La diffusion du comique en Europe à travers les productions d'opere buffe, d'opéras-comiques et de komische Opern (France - Allemagne - Italie, 1800-1850) / Matthieu Cailliez ; sous la direction de Jean-Pierre Bartoli et de Helmut J. Schneider et de Fiamma Nicolodi

Date :

Type : Livre / Book

Type : Thèse / Thesis

Langue / Language : français / French

Catalogue Worldcat

Opéras-comiques -- Histoire et critique -- France -- 19e siècle

Opéras-comiques -- Histoire et critique -- Allemagne -- 19e siècle

Opéras-comiques -- Histoire et critique -- Italie -- 19e siècle

Bartoli, Jean-Pierre (Directeur de thèse / thesis advisor)

Schneider, Helmut J. (1943-....) (Directeur de thèse / thesis advisor)

Nicolodi, Fiamma (musicologue) (Directeur de thèse / thesis advisor)

Candoni, Jean-François (Président du jury de soutenance / praeses)

Jacobshagen, Arnold (1965-....) (Membre du jury / opponent)

Toscani, Claudio (1957-....) (Membre du jury / opponent)

Université Paris-Sorbonne (1970-2017) (Organisme de soutenance / degree-grantor)

Università degli studi (Florence, Italie) (Organisme de cotutelle / degree co-grantor)

Rheinische Friedrich-Wilhelms-Universität (Bonn, Allemagne) (Organisme de cotutelle / degree co-grantor)

École doctorale Concepts et langages (Paris) (Ecole doctorale associée à la thèse / doctoral school)

Résumé / Abstract : Cette étude de la diffusion du comique en Europe, à travers les productions d’opere buffe, d’opéras-comiques et de komische Opern dans la première moitié du XIXe siècle, porte dans un premier temps sur les livrets et leur circulation, puis sur la diffusion des œuvres, enfin sur les modèles structurels musicaux du comique et leurs transferts.
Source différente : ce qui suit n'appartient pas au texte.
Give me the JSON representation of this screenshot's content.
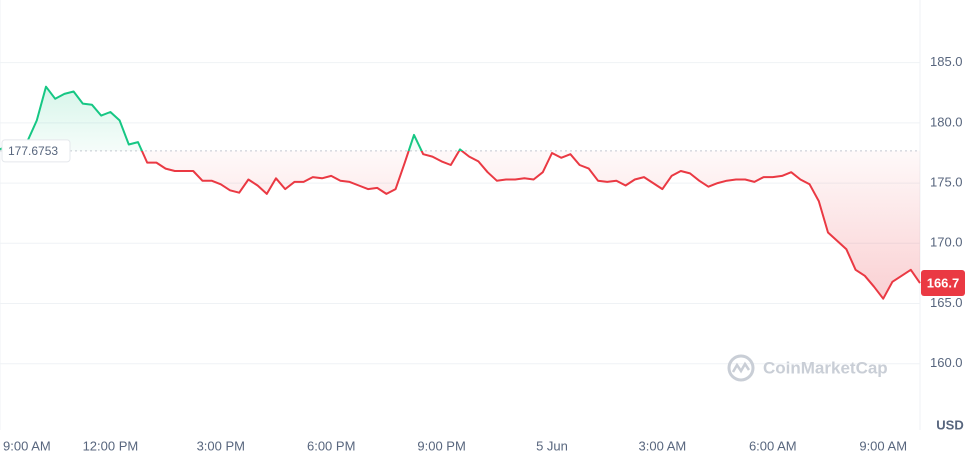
{
  "chart_data": {
    "type": "line",
    "x": [
      540,
      555,
      570,
      585,
      600,
      615,
      630,
      645,
      660,
      675,
      690,
      705,
      720,
      735,
      750,
      765,
      780,
      795,
      810,
      825,
      840,
      855,
      870,
      885,
      900,
      915,
      930,
      945,
      960,
      975,
      990,
      1005,
      1020,
      1035,
      1050,
      1065,
      1080,
      1095,
      1110,
      1125,
      1140,
      1155,
      1170,
      1185,
      1200,
      1215,
      1230,
      1245,
      1260,
      1275,
      1290,
      1305,
      1320,
      1335,
      1350,
      1365,
      1380,
      1395,
      1410,
      1425,
      1440,
      1455,
      1470,
      1485,
      1500,
      1515,
      1530,
      1545,
      1560,
      1575,
      1590,
      1605,
      1620,
      1635,
      1650,
      1665,
      1680,
      1695,
      1710,
      1725,
      1740,
      1755,
      1770,
      1785,
      1800,
      1815,
      1830,
      1845,
      1860,
      1875,
      1890,
      1905,
      1920,
      1935,
      1950,
      1965,
      1980,
      1995,
      2010,
      2025,
      2040
    ],
    "values": [
      177.8,
      178.2,
      178.3,
      178.5,
      180.2,
      183.0,
      182.0,
      182.4,
      182.6,
      181.6,
      181.5,
      180.6,
      180.9,
      180.2,
      178.2,
      178.4,
      176.7,
      176.7,
      176.2,
      176.0,
      176.0,
      176.0,
      175.2,
      175.2,
      174.9,
      174.4,
      174.2,
      175.3,
      174.8,
      174.1,
      175.4,
      174.5,
      175.1,
      175.1,
      175.5,
      175.4,
      175.6,
      175.2,
      175.1,
      174.8,
      174.5,
      174.6,
      174.1,
      174.5,
      176.7,
      179.0,
      177.4,
      177.2,
      176.8,
      176.5,
      177.8,
      177.2,
      176.8,
      175.9,
      175.2,
      175.3,
      175.3,
      175.4,
      175.3,
      175.9,
      177.5,
      177.1,
      177.4,
      176.5,
      176.2,
      175.2,
      175.1,
      175.2,
      174.8,
      175.3,
      175.5,
      175.0,
      174.5,
      175.6,
      176.0,
      175.8,
      175.2,
      174.7,
      175.0,
      175.2,
      175.3,
      175.3,
      175.1,
      175.5,
      175.5,
      175.6,
      175.9,
      175.3,
      174.9,
      173.5,
      170.9,
      170.2,
      169.5,
      167.8,
      167.3,
      166.4,
      165.4,
      166.8,
      167.3,
      167.8,
      166.7
    ],
    "xlim": [
      540,
      2040
    ],
    "xticks": [
      {
        "value": 540,
        "label": "9:00 AM"
      },
      {
        "value": 720,
        "label": "12:00 PM"
      },
      {
        "value": 900,
        "label": "3:00 PM"
      },
      {
        "value": 1080,
        "label": "6:00 PM"
      },
      {
        "value": 1260,
        "label": "9:00 PM"
      },
      {
        "value": 1440,
        "label": "5 Jun"
      },
      {
        "value": 1620,
        "label": "3:00 AM"
      },
      {
        "value": 1800,
        "label": "6:00 AM"
      },
      {
        "value": 1980,
        "label": "9:00 AM"
      }
    ],
    "ylim": [
      154.5,
      190.2
    ],
    "yticks": [
      {
        "value": 160,
        "label": "160.0"
      },
      {
        "value": 165,
        "label": "165.0"
      },
      {
        "value": 170,
        "label": "170.0"
      },
      {
        "value": 175,
        "label": "175.0"
      },
      {
        "value": 180,
        "label": "180.0"
      },
      {
        "value": 185,
        "label": "185.0"
      }
    ],
    "baseline": 177.6753,
    "last_price": 166.7,
    "currency": "USD",
    "watermark": "CoinMarketCap",
    "up_color": "#16c784",
    "down_color": "#ea3943",
    "grid": true
  }
}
Entré le premier dans l’ère de la « littérature industrielle », le théâtre français s’impose à l’échelle du continent et les librettistes français bénéficient du système avantageux du droit d’auteur. Déconsidérés et mal rémunérés, les librettistes italiens et allemands traduisent et adaptent en grande quantité des pièces françaises. Tandis que l’opera buffa connaît une incroyable diffusion en France et en Allemagne entre 1800 et 1850, aussi bien en langue originale qu’en traduction, et que l’opéra-comique suit son exemple en Allemagne en traduction, la komische Oper est rarement jouée en France, et les genres français et allemand restent inconnus en Italie. Les modèles structurels du comique italien, dont les opere buffe de Rossini constituent la plus célèbre expression, sont repris par les compositeurs français et allemands dans leurs propres ouvrages. Les compositeurs allemands empruntent également aux modèles structurels du comique français, si bien que le genre de la komische Oper consiste principalement en une synthèse franco-italienne. Dans une période caractérisée par l’essor des nationalismes, la circulation des œuvres, des librettistes et des compositeurs favorise paradoxalement la construction d’une unité de l’Europe par le rire.

Résumé / Abstract : This study of the diffusion of comic in Europe, through the productions of opere buffe, opéras-comiques and komische Opern during the first half of the 19th century, firstly examines the libretti and their circulation, then the diffusion of comic operas, and lastly the musical structural models of comic and their transfers. The French theatre inaugurates the age of « industrial literature » imposing itself on the whole continent, and the French librettists benefit from the profitable system of royalties. Discredited and badly payed, the Italian and German librettists translate and adapt a great number of French plays. While the opera buffa enjoys an incredible diffusion in France and in Germany between 1800 and 1850, as well in the original language as in translation, and while the opéra-comique follows suit in Germany (but always in translation), the komische Oper is rarely played in France, and the French and German genres remain unknown in Italy. The structural models of Italian comic, of which Rossini’s opere buffe are the most famous expression, are taken up by French and German composers in their own works. The German composers also borrow from the structural models of French comic, so much so that the genre of the komische Oper ends up consisting principally of a synthesis of French and Italian elements. During a period characterised by the rise of nationalisms, the circulation of the works, the librettists and the composers paradoxically favours the construction of a European unity through laughter.